In our literature research, we came across three extensive studies and several case presentations related to situs anomalies [18]. We compared the findings of our case with the findings of the situs ambiguous with polysplenia cases in those studies. Applegate et al. [1] reported a series of the ten polysplenic patients for heterotaxy syndrome. They showed that there were midline or left-sided liver in 6/10 patients, right-sided aortic arc and left-sided stomach and inferior vena cava in 4/10 patients, right-sided gallbladder and the absence of a congenital heart disease in 3/10 patients, left-sided polysplenia in 2/10 patients, and dextrocardia in only one of these patients. The findings of none of the patients in this group coincided one to one with the findings of the case that we reported here. Our case was different from the closest case of these series due to the right-sided cardiac apex, left-sided stomach, and the absence of congenital heart disease. Fulcher and Turner [2] reported eight adult cases for situs ambiguous with polysplenia. The characteristics of this patient group included midline/left-sided liver, left-sided stomach and left-sided polysplenia in 5/8 patients, right-sided gallbladder in 3/8 patients, and the right-sided cardiac apex, aorta, and inferior vena cava, small intestine and large intestine rotation anomaly absence, and normally-located pancreas in 1/8 patients.

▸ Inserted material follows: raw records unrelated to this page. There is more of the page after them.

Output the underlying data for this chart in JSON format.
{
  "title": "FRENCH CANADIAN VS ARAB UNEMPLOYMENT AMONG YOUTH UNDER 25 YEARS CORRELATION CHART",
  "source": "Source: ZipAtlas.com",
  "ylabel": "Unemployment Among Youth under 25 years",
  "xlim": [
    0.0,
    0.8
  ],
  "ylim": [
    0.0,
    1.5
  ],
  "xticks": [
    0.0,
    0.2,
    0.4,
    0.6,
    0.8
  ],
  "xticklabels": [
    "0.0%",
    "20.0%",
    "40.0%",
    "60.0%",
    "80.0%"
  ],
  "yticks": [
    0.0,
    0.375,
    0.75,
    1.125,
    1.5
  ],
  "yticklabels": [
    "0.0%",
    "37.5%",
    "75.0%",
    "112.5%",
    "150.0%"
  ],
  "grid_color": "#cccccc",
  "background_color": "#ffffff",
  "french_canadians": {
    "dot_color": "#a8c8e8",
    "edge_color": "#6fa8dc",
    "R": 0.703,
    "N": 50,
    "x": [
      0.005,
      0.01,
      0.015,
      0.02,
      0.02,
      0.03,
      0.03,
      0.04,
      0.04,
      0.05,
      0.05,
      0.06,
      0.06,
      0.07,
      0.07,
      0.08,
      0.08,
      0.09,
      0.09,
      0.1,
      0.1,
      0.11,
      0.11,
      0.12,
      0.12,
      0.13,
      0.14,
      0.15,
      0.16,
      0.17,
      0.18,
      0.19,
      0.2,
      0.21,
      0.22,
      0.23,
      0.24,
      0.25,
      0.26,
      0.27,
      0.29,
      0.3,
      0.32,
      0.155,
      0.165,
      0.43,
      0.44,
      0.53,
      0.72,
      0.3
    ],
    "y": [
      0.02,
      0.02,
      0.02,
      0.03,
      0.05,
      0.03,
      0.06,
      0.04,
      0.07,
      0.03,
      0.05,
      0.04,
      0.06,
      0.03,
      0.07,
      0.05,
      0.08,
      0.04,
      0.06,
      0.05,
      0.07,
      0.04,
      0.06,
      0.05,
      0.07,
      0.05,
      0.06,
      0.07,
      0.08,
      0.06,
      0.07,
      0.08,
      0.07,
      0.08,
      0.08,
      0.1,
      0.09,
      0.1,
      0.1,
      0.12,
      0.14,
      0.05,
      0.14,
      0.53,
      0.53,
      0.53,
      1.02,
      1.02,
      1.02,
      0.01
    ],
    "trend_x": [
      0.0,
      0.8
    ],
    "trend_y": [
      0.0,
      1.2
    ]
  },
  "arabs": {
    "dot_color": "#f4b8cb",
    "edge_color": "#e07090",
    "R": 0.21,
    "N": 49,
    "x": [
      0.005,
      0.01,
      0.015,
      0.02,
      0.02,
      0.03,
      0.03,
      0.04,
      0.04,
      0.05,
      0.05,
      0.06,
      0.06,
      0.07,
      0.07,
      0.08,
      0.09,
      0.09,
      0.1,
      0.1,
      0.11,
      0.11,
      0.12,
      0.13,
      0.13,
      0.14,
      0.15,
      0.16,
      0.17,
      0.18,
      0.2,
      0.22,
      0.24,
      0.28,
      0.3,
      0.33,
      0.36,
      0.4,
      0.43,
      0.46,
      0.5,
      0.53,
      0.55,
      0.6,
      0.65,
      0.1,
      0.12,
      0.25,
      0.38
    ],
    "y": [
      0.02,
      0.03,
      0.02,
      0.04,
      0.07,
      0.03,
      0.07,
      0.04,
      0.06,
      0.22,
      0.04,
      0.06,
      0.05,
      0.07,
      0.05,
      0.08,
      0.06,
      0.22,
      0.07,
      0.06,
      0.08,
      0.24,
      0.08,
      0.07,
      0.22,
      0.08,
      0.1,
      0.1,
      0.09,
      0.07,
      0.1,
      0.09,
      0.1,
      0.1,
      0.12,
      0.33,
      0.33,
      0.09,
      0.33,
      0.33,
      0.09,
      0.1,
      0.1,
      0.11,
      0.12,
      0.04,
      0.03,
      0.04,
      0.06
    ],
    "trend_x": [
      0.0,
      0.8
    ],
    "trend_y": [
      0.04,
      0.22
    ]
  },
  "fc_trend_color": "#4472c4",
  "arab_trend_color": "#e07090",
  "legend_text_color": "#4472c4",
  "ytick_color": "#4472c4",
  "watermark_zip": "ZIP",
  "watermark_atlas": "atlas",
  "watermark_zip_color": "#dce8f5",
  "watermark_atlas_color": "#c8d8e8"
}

However, none of them had entire components forming the case we present here. Lee et al. [3] reported six cases of situs ambiguous with left isomerism. These patients had some intra-abdominal anomaly including malrotation in 4/6, biliary atresia in 1/6, and acute appendicitis in 1/6 of the cases. There was polysplenia in only one of them. The magnetic resonance imaging did not show the other types of anomalies except malrotation in our case. To our best knowledge, the case we present does not coincide one to one with any of the cases reported previously.

In conclusion, variations in situs ambiguous cases differ. Although the cases are tried to be classified in two main groups, variations are in a broad spectrum and a single description is not possible. It is crucial to reveal these variations by using imaging modalities because being aware of them prior to surgery and invasive intervention prevents the possible risks and complications.

Disclosure

This case report was presented in 17th Annual Meeting of Turkish Society of Magnetic Resonance, 24–26 May 2012, Ankara

Conflict of Interest

The authors declared no conflict of interests.

Acknowledgment

The authors are very grateful to Mr. Erdeniz Yurdakul for his assistance in handling of the figures.